Closing the loop in a post-Covid-19 landscape

The impact that Covid-19 has had on communities around the world is unprecedented. The face mask - now a ubiquitous symbol of the global pandemic - serves as an ongoing reminder that a virus invisible to the human eye has forced communities across the world to retreat and entire nations to shut down.


Closing the loop in a post-Covid-19 landscape

Attention is now being directed towards asking what a post-pandemic economy should look like. CCEP – along with many other companies, investors and NGOs – has articulated to Government the vital need for forward-looking policies that can rethink the status quo. From social media to social structures, from environmental protection to agricultural policies, the opportunity to restructure our economy must be seized so a more inclusive, resilient and zero-carbon future is delivered for all.

Closing the loop

One of the defining features of a post-pandemic economic recovery must be its shape. We need to move away from the current linear economy and transition towards a circular one: an economy that decouples economic activity from the consumption of finite resources and thinks about the end-life of a product as much as the beginning.

Creating a circular economy for our PET bottles is a major objective for CCEP. While we are on track to reach 50% recycled plastic across our portfolio by 2023, we recognise that our ambition to transition towards 100% rPET with zero virgin oil-based plastic within a decade requires significant innovation and investment.

In order to deliver on our vision for a fully circular economy for our packaging, a number of critical changes need to take place.

Collection

Without effective collection of materials, there can be no efficient recycling. Along with a number of other collection initiatives, CCEP is actively supporting policymakers in many markets with the implementation of Deposit Return Schemes (DRS). We believe that DRS will play a vital role in helping us to create a circular economy for our PET bottles. Effective DRS has been a key enabler in the move to 100% rPET for our locally produced PET bottles in Sweden as well as for our latest transition to 100% rPET in two more markets – the Netherlands and Norway – which we announced last week.   Evidence has shown that markets with well-designed DRS not only have higher collection rates but also yield a higher quality of PET materials, making it easier to recycle from bottle to bottle.

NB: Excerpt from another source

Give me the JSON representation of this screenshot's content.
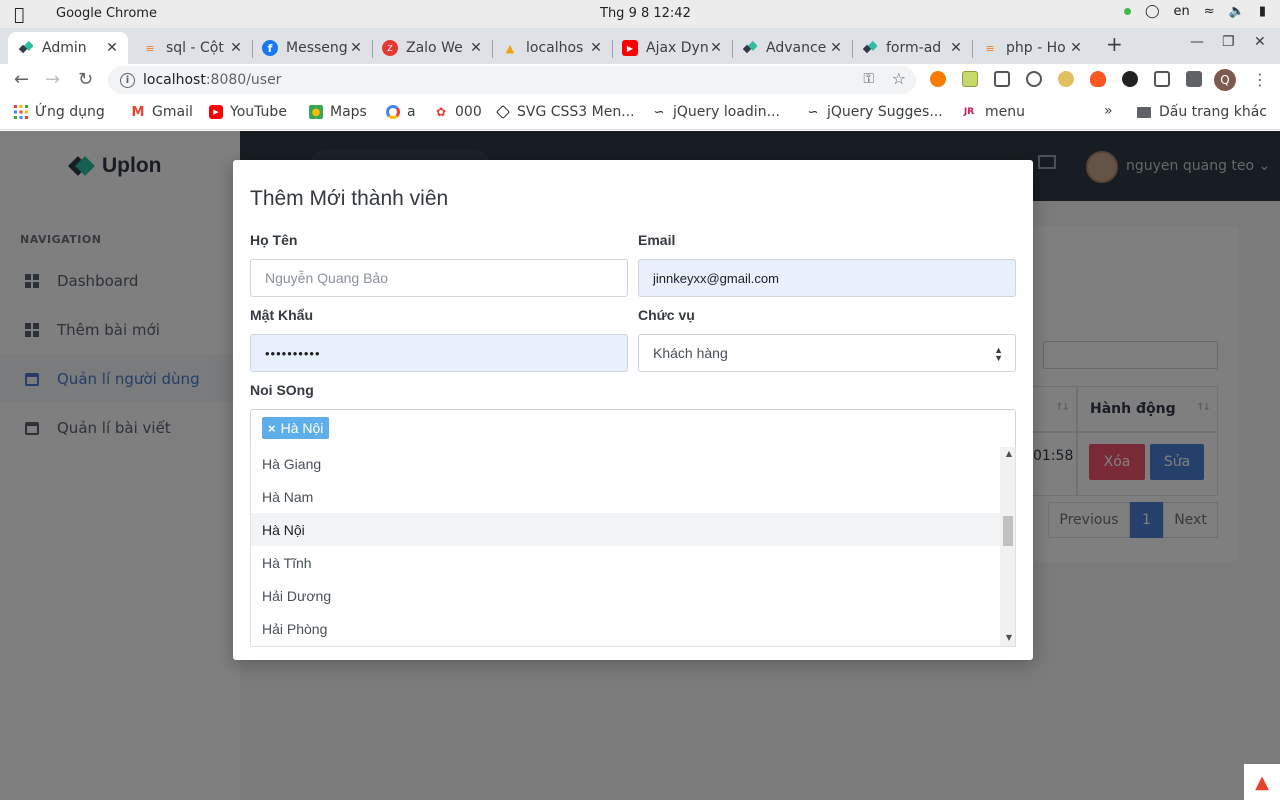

Mechanical recycling innovation

The current availability of high-quality rPET is limited. CCEP is working with mechanical recyclers to help them expand capacity and innovate via long term supply agreements. With increased mechanical capacity comes an increased need for feedstock. This is a driver in our support for the implementation of deposit return schemes (DRS), where a proven alternative source of material doesn’t exist.

Emerging technologies

Even with best-in-class collection, mechanical recycling will still require the input of high-quality, impurity-free PET to balance the inefficiencies sometimes associated with mechanically recycled PET after a number of cycles. This high-quality PET currently comes from fossil-derived sources.

Finding alternatives may come with a breed of new recycling technologies that can rejuvenate low-grade PET into high-grade rPET and remove the need for virgin, oil-derived plastics. These technologies are collectively known as ‘depolymerisation recycling technologies’.

Innovation and investment

In July, CCEP Ventures announced strategic funding to support the scaling up of an innovative new depolymerisation recycling technology called CuRe.

CuRe seeks to give a new lease of life to low-grade PET packaging that cannot be recycled by mechanical means, either because of contaminants such as coloured pigments or because it has been degraded to a point where impurities cannot be removed.

Within the CuRe process, low-grade PET is ‘depolymerised’, cleaned, and then ‘repolymerised’ to the same high-grade quality of virgin, oil derived PET, then combined with mechanically produced rPET to create a 100% rPET bottle without any need for new oil-derived plastics.

CuRe is just one of a number of incredibly exciting emerging recycling technologies that The Coca-Cola Company is supporting including Ioniqa, Loop Industries and DEMETO. Each of these technologies is exploring slightly different depolymerisation processes, yet all ultimately seek to upcycle PET waste to ‘like new’ high quality rPET.

Supporting innovative new technologies that can provide solutions to the current challenges we face is vital for a green recovery. CuRe, along with other depolymerisation technologies, could help significantly increase supplies of rPET – a vital concern in the packaging market – whilst also enabling a transition to a circular economy that decouples our reliance on virgin oil-based PET.

In the Ellen MacArthur Foundation’s Step-Up Circular Economy statement, the foundation outlined the key benefits of a circular economy as one that can create economic opportunities with wider benefits to society and the environment.

It is still early days but the opportunity that depolymerisation technologies offer must not be overlooked. In the case of CuRe, it hopes to expand its recycling capacity beyond food-grade PET to tackle all forms of low-grade polyester waste.

Perhaps, in time, even the ubiquitous face-mask will be transformed into a valuable and reusable material once again, enabled through technologies that were supported as part of a post-Covid recovery. Through supporting CuRe, CCEP hopes to do our part to build back better. A circular economy can – and must – be a defining feature.